Otherwise, j is too far from i. To create an empty entry closer to i, find an

item y whose hash value lies between i and j, but within H − 1 of j, and

whose entry lies below j. Displacing y to j creates a new empty slot closer

to i. Repeat. If no such item exists, or if the bucket already i contains H

items, resize and rehash the table.

I am not sure how this works.

Example. Assume H = 3 and that a,b,c all map to 0 and d,e map to 1

We have:

 0 1 2 3 4 5

[a, b, c, d, , ] the table with 2 slots empty

i j

b,c are within H - 1 (2) places away of their position (0) in locations 1,2 of the table and d is within 2 positions from its location 1.

If I try to insert e that also maps to 1 I would start from index 4 (an empty slot found with linear probing) and would work backwards towards 1.

According to the algorithm index 3 (which has now d) is between i and j (which are 1 and 4 respectively) and within H - 1 i.e. 2 positions of j.

So we can swap and have:

 0 1 2 3 4 5

[a, b, c, , d , ] the table with 2 slots empty

i j

so now the empty slot is 3 and we can insert e since it is 2 positions away from i.
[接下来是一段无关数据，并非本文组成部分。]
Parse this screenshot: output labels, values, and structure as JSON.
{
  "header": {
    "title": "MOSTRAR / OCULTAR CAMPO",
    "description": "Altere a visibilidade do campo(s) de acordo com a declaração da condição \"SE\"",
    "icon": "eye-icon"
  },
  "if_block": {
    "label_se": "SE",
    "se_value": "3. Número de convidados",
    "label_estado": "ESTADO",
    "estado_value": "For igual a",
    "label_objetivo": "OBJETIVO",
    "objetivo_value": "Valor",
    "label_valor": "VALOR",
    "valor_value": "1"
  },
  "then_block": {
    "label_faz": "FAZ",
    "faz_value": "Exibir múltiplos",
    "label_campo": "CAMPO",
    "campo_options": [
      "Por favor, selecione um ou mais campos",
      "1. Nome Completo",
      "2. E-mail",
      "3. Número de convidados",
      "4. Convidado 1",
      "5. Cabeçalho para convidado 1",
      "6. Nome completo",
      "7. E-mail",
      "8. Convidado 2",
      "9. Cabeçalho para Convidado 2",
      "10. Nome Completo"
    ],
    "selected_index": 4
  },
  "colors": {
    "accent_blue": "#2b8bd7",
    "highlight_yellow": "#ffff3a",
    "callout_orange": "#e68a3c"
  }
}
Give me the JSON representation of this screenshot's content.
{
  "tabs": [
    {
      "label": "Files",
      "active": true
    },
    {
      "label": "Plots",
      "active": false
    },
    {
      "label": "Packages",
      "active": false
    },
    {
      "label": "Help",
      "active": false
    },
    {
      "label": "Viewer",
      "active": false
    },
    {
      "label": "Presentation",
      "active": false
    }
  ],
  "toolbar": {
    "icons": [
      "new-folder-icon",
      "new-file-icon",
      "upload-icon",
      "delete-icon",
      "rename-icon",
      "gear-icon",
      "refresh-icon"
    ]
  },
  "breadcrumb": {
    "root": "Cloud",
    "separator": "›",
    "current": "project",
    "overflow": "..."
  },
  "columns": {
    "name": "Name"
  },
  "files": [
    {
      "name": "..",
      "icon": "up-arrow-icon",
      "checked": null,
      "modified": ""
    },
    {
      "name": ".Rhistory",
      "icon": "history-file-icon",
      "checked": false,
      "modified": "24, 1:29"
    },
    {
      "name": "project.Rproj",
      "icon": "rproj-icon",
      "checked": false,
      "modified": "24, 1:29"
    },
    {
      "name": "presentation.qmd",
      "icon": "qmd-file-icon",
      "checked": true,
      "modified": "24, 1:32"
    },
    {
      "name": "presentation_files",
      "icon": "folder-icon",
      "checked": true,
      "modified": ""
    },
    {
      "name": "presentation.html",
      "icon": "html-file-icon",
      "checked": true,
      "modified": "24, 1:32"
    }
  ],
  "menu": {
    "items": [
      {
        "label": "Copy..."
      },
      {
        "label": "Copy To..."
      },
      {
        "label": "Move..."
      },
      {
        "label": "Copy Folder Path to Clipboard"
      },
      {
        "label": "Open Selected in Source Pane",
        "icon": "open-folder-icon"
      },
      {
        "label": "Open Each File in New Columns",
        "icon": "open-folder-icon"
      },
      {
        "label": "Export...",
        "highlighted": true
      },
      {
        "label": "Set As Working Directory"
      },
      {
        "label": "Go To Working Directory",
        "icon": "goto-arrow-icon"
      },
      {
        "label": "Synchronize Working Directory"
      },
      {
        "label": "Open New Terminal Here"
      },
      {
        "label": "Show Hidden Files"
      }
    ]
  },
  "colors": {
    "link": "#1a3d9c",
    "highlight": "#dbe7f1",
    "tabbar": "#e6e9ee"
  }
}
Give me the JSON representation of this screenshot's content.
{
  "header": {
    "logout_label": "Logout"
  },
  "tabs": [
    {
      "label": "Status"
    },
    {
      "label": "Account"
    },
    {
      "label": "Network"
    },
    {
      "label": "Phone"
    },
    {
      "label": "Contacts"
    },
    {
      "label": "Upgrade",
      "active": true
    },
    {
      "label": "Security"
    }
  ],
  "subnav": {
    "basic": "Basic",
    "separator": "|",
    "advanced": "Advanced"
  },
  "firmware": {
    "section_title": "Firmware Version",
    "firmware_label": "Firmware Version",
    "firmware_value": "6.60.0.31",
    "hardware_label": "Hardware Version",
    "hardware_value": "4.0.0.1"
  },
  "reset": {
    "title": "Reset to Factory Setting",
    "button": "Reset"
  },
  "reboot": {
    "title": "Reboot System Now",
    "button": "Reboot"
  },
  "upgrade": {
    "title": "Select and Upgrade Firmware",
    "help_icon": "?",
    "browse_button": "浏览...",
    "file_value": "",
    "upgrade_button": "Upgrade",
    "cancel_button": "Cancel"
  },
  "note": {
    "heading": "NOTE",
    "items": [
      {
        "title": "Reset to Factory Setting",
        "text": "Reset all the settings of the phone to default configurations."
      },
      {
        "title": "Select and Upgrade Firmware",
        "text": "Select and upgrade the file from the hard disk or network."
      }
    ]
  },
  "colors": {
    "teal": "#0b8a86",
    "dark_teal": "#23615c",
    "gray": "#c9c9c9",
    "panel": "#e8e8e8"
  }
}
But now d whose hash value maps to 1 is more than 2 positions from 1 and can no longer be found.

So how does this algorithm work?

Note: My assumption and understanding is that the hop value is only an optimization trick for not having to run the equality over all H elements belonging to the bucket and not related with the core algorithm per se.

网友答案:

It says find an item whose hash value lies between i and j, but within H-1 of j. It doesn't say find an item whose current location lies between i and j, but within H-1 of j. The d at index 3 has a hash value of 1, which doesn't lie within 2 positions of 4.

In your example, there are no suitable slots, so the following sentence takes effect and the table should be resized and rehashed.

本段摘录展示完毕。